Mid Atlantic to Serve as Trustee for Paychex’s PEP
Mid Atlantic is pleased to serve as the trustee for Paychex’s Pooled Employer Plan
Paychex Introduces a Pooled Employer Plan, A New Cost-Effective Retirement Plan for U.S. Businesses and Their Employees
Dow Jones Industrial Average and Russell 2000 Indexes ended November with the Largest Monthly Gains in More than 30 Years
Market Data as of Week Ending 12/04/2020 unless noted otherwise.
EQUITIES
U.S. stock prices advanced after the Dow Jones Industrial Average and Russell 2000 indexes ended November with the largest monthly gains in more than 30 years. Small and medium sized company stocks generally outperformed large company peers, while growth stocks lagged value counterparts. Sector performance was mixed as energy led the market, followed by health care and information technology. Utilities and consumer discretionary were the only sectors that declined for the week. Developed foreign stocks in Europe and Asia lagged U.S stocks for the first time in several weeks, while Emerging Market stocks outperformed developed foreign markets.
BONDS
U.S. Treasury yields rose this past week as investors priced in the prospects for another round of fiscal stimulus. Since shorter term yields were stable, the spread between 10-year and 2-year treasuries reached its widest level since early 2018. High yield corporate bonds were once again the top performing asset class and government bonds lagged. Investment grade corporate bonds are yielding approximately 1.9% and high yield corporate bonds are yielding more than 4.5%.
MACROECONOMIC DATA
Economic data released during the week was generally weaker than expected.

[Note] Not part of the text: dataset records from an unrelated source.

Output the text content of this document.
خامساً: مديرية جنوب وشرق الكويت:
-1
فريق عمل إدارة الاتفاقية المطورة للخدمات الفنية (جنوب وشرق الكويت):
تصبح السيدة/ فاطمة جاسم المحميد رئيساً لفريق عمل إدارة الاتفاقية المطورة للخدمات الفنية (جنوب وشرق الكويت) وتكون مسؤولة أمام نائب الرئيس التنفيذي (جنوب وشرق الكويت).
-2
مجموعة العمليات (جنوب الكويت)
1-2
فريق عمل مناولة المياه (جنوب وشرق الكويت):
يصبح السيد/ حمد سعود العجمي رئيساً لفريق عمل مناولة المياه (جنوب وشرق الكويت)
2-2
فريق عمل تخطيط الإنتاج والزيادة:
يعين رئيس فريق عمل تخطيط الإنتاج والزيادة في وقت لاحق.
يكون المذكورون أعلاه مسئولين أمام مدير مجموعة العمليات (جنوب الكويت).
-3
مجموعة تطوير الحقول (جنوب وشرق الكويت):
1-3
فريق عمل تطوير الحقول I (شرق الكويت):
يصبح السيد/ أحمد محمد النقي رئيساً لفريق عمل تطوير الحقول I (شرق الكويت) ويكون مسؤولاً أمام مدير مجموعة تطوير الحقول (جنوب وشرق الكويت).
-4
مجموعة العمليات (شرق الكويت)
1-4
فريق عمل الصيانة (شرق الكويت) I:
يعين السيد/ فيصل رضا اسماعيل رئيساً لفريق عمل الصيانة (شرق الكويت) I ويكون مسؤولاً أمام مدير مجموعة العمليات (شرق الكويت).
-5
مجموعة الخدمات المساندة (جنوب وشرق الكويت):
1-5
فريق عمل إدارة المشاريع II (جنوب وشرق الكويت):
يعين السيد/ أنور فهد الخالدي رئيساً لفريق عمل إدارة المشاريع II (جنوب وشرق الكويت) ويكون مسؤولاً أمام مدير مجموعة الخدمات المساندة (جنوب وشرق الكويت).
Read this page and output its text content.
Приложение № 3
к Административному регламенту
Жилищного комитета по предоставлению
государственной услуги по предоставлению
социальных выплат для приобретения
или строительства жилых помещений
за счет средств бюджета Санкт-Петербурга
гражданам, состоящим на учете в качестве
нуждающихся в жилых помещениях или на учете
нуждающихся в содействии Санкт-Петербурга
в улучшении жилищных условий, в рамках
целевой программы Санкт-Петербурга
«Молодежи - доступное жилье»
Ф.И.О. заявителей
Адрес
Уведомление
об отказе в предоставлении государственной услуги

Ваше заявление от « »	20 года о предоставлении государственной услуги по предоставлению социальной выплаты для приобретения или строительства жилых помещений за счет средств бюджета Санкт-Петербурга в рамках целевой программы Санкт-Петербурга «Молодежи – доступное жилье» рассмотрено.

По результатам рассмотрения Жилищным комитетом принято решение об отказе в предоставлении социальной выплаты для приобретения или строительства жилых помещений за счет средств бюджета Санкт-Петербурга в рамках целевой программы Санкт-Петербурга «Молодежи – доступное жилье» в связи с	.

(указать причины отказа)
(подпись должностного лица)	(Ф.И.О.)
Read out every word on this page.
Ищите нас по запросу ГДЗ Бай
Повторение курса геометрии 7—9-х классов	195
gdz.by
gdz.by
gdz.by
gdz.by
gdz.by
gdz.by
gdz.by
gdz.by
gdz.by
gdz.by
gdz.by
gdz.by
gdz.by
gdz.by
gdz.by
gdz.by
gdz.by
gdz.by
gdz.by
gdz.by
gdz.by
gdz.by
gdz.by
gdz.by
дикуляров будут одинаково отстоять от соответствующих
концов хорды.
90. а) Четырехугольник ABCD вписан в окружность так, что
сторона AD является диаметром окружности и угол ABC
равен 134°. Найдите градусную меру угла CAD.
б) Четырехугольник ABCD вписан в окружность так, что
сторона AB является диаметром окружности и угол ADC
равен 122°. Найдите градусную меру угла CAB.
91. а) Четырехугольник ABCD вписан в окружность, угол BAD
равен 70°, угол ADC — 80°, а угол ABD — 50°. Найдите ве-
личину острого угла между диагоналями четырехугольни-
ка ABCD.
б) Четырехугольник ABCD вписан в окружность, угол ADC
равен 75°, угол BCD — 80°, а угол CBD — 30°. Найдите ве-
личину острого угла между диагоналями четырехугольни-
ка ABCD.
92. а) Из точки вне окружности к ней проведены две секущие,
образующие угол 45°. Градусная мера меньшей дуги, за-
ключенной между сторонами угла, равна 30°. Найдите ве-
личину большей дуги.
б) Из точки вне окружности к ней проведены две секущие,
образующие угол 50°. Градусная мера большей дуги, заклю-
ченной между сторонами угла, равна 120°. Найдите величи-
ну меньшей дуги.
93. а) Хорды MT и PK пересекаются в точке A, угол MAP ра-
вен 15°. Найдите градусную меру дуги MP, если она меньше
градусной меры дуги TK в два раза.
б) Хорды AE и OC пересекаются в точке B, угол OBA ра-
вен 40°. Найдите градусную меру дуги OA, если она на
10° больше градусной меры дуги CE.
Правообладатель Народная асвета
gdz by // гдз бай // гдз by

American businesses added 245,000 jobs in November which led to a decline in the unemployment rate to 6.7%. Despite reaching a post pandemic low in the unemployment rate, the report was disappointing since consensus expectations were for a gain of 460,000 jobs. Coronavirus continues to put pressure on Europe across a variety of measures. Consumer prices in the eurozone declined in November, which was the fourth consecutive month of consumer price declines and increases the risk of economic instability for the region.